Inspector Widget: Maybe this is just the blogger/website operator in me, but the biggest trend of 2011 to me was the full flowering of web businesses designed to make it incredibly easy for artists to share their music with the world. Unlike the trainwreck that Myspace was from almost the beginning, these new entities let artists share (and sell) their music with a minimum of fuss and distraction. I'm talking about websites like Bandcamp, Soundcloud, Noisetrade, and Topspin. Now, all of these entities existed prior to 2011, but there was a definite increase in the usage of these entities by the music world in general, and kids music joined right in. Rather than making listeners come to the artist, these embeddable widgets make it easier than ever to meet potential fans where they are -- on Facebook, on Twitter, or on music sites that know a good thing when they hear it. (Ahem.)
Widgets Aren't The Only To Have Your Music Heard: 2011 wasn't just the year of the widget, there were lots of other innovative ways kids musicians got their music out in front of fans both current and potential. One of my favorite (and potentially most important) is from The Bazillions, who have established their own Roku channel to provide instantaneous streaming of their videos to literally millions of households. (Details here.) But iPhone apps, iPad apps, Kickstarter campaigns, and circus collaborations were other ways that kindie musicians tried to reach folks who might not have thought of kids music beyond the big box artists.
Two Heads are Better Than One: Sugar Free Allstars and Secret Agent 23 Skidoo. Little Miss Ann and Suzi Shelton (with an assist from Baze and His Silly Friends' Marc Bazerman). Recess Monkey and Dean Jones (collaborating on the next Recess Monkey album, In Tents. Just a handful of the individual song collaborations between artists whose collaborations might not have occurred just 5 years ago when the scene was a lot more scattered and solitary. Collaboration has always occurred, of course -- folks like Cathy Fink & Marcy Marxer and Bill Harley have reached to make music with others for a long time. But connections happen so much faster now that I expect that such collaboration will soon become the rule and not the exception.
Fourteen Heads Are Better Than Two: I mentioned this concept last year in the wake of Kindiependent, the Seattle-area cooperative promoting six local bands. But other areas continue to create their own support groups. Besides AMFM in LA and Let's Play! in San Francisco, which both formed in 2010, the Windy Kindie Chicago Cooperative set up shop this year. And the most active cooperative is probably KindiePDX in Portland, Oregon, which teems with activity, advice, and, well, support.
I would also be remiss if I didn't mention kinDIY, the self-organized wiki-style site (founded by Bill Childs and Susie Tennant, and which I'm an administrator of) designed to help kids' musicians navigate the complex world of kids music.
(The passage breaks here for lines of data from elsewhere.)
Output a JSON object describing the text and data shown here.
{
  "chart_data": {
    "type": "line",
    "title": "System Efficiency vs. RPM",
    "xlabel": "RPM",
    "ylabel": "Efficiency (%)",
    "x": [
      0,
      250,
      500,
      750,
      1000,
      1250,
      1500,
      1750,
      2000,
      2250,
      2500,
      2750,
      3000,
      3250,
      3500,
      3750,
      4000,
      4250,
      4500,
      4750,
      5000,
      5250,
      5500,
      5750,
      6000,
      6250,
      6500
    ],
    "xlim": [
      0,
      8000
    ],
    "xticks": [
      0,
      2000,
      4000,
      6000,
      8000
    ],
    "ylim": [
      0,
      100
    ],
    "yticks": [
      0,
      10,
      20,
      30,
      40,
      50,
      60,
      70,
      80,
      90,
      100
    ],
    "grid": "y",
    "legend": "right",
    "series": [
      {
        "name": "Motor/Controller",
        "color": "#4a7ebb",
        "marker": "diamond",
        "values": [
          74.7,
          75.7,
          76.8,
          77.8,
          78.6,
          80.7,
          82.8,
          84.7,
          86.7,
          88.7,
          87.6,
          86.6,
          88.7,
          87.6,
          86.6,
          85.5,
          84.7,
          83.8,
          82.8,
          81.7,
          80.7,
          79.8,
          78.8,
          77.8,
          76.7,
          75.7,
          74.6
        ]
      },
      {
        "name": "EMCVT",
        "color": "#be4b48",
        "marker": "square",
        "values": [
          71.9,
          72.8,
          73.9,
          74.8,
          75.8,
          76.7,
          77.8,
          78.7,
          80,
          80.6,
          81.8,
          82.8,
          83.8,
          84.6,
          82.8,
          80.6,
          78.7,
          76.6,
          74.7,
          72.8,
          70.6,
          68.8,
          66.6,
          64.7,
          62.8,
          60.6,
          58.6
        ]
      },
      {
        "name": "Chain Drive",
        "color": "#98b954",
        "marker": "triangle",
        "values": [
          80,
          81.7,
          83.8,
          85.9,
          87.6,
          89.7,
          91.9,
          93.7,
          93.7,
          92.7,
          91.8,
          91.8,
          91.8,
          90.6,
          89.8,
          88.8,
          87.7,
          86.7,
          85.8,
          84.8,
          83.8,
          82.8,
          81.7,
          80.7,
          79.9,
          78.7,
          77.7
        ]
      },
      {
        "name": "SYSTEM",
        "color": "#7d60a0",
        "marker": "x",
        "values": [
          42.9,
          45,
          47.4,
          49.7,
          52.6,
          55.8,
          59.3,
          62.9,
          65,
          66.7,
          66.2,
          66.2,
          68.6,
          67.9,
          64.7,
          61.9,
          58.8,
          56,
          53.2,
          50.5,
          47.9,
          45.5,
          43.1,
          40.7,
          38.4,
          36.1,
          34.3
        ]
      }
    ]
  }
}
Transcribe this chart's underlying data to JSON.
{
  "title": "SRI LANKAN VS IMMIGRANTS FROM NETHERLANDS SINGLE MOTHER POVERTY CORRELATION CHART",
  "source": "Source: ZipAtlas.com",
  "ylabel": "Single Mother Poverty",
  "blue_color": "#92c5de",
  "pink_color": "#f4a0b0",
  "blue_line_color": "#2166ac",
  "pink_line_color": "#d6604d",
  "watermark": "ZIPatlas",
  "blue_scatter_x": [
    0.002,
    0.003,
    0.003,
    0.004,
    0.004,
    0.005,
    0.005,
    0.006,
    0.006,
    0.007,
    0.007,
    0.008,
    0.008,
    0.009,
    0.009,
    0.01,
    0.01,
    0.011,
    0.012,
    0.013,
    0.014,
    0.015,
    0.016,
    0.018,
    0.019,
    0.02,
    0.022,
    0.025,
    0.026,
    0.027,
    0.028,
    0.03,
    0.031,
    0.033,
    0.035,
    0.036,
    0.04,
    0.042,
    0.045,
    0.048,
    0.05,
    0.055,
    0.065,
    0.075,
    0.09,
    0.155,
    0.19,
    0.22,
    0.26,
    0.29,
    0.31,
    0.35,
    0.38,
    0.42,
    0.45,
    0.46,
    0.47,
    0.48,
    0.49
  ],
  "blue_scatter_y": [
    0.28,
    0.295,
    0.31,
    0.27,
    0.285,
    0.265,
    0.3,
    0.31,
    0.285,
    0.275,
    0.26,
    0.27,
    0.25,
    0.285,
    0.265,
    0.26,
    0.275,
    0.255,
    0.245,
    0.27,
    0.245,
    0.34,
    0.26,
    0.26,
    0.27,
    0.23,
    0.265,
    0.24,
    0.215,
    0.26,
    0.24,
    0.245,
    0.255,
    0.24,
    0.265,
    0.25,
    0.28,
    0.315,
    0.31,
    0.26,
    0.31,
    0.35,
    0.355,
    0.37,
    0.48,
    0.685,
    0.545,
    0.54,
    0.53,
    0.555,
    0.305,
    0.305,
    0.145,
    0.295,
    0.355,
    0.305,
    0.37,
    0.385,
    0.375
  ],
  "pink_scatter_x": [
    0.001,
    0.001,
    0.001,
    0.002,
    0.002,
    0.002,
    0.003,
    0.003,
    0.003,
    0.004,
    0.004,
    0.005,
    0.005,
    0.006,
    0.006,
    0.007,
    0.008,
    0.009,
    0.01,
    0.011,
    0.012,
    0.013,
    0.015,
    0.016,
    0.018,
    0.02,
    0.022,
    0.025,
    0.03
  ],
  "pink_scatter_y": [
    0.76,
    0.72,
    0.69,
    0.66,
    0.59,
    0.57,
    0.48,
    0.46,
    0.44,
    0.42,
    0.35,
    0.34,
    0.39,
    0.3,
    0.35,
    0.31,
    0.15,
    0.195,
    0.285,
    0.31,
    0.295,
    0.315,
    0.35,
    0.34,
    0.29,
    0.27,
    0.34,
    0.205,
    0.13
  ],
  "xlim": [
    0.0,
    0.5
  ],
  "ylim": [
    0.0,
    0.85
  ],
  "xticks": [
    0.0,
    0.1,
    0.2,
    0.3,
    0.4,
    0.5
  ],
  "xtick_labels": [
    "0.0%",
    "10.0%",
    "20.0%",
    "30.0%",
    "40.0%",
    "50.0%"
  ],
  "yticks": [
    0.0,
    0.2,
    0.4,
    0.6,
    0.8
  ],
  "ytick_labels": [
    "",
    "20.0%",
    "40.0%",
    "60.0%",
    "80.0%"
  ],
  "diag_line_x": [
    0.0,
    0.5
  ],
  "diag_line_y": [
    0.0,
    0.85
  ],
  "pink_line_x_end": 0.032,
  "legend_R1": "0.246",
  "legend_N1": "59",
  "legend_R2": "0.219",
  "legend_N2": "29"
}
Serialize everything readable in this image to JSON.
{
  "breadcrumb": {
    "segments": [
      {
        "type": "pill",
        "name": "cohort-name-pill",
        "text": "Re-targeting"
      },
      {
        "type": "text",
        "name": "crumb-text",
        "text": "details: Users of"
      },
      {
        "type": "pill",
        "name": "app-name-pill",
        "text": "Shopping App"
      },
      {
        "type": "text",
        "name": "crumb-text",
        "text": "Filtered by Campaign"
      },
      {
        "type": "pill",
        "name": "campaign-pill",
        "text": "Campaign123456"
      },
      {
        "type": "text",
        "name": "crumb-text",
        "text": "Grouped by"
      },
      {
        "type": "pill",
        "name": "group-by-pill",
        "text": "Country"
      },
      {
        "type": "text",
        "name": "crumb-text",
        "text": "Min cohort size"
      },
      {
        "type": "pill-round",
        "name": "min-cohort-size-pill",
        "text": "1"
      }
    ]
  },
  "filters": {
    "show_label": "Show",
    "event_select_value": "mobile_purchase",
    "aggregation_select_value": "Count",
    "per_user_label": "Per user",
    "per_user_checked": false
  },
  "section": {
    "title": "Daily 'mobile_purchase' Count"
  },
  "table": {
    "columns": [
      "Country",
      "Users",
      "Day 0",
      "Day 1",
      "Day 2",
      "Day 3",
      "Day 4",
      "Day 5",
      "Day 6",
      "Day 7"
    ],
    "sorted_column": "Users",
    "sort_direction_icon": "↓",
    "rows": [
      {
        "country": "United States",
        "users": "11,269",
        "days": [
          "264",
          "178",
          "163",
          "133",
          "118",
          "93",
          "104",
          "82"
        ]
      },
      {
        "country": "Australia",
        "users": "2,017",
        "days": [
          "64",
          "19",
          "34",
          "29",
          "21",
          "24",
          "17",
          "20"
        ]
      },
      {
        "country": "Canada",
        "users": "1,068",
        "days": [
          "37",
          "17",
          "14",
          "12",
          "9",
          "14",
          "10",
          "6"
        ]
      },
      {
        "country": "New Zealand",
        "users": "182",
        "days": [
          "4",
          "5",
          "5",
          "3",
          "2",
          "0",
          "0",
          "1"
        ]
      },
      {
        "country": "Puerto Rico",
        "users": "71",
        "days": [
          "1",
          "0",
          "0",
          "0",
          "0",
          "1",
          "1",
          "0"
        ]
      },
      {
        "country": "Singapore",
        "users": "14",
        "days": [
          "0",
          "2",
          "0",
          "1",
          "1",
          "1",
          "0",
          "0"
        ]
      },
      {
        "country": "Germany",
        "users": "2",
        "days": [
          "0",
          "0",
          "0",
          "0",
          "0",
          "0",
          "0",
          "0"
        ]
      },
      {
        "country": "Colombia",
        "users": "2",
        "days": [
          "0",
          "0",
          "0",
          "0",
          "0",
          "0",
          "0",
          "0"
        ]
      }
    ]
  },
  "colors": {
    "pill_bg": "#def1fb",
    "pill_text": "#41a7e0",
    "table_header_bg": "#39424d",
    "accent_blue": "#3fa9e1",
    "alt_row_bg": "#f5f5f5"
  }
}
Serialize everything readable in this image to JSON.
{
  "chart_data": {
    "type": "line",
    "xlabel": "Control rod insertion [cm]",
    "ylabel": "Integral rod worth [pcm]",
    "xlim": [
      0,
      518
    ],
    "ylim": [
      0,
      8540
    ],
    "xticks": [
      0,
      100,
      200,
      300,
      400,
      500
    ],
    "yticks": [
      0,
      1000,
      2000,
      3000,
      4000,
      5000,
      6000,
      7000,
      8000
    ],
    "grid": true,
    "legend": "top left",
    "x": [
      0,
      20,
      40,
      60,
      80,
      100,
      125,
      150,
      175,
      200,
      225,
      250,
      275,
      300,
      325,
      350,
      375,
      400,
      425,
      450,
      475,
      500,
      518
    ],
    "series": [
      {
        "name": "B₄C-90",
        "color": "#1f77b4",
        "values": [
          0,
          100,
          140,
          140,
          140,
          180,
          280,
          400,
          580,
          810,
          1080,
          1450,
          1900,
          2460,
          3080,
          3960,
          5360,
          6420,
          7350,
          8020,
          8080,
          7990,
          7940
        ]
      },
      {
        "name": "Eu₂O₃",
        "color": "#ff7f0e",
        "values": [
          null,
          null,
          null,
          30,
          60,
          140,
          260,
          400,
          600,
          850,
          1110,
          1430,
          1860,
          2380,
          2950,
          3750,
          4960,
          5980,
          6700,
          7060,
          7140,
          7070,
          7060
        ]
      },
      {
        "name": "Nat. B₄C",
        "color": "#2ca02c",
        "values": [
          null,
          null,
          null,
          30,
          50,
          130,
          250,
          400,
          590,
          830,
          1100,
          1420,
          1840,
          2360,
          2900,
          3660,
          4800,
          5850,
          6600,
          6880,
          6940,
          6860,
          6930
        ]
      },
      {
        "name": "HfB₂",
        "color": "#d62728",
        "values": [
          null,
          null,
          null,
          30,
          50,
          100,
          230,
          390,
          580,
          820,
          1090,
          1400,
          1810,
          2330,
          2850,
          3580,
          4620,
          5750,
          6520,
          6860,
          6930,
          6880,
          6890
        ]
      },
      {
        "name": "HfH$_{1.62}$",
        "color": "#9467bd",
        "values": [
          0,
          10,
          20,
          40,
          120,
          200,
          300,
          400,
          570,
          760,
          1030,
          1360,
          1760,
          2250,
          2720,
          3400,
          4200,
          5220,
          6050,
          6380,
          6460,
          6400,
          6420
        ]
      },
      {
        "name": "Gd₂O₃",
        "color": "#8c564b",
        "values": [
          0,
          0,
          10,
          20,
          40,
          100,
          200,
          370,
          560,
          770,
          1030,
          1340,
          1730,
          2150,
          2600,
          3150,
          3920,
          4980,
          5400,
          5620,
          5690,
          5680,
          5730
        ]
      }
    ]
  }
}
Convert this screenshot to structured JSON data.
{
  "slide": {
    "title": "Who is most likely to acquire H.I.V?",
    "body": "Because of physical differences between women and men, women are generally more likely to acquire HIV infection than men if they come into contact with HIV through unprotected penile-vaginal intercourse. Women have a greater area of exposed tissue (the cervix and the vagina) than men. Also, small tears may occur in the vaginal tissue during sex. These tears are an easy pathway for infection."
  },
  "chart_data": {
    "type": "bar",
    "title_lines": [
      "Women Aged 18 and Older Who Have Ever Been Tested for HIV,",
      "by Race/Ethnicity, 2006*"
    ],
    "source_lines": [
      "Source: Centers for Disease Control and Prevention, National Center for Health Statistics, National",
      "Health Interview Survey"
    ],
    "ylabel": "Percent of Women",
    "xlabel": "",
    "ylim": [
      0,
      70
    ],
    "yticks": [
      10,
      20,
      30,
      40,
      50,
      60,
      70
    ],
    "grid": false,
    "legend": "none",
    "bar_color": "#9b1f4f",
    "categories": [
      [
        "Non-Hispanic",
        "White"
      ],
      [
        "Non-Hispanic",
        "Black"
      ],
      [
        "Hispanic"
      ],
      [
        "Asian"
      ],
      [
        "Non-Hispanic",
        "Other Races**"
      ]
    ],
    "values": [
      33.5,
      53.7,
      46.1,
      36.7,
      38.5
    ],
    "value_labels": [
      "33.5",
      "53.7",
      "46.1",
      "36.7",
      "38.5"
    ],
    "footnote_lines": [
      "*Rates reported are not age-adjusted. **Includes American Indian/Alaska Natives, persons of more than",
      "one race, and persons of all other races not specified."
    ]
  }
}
Ending the Damn "Finally": Jeff Bogle at one point this year suggested a simple piece of action that he thought (and I agree) would go a long way towards increasing the visibility of kids music -- having musicians suggest to their audiences other musicians they might enjoy. In my words, it's up to musicians to end the damn "finally." You know, those "finally"s that say, "Finally, kids music the whole family can enjoy." That statement is a lie, shows ignorance on the part of the speaker, and worst of all, it conveys the idea that the kids music genre is incredibly small when just the opposite is true. Musicians need to convey to their audience the truth, which is that they are part of a long-standing tradition of making music for families that has never been as vibrant as it is today. Some artists have done that in the past, and more are doing it today, but there's room for a lot more. Even if you're not collaborating with anyone else on record or on stage, it's time to share the love more broadly.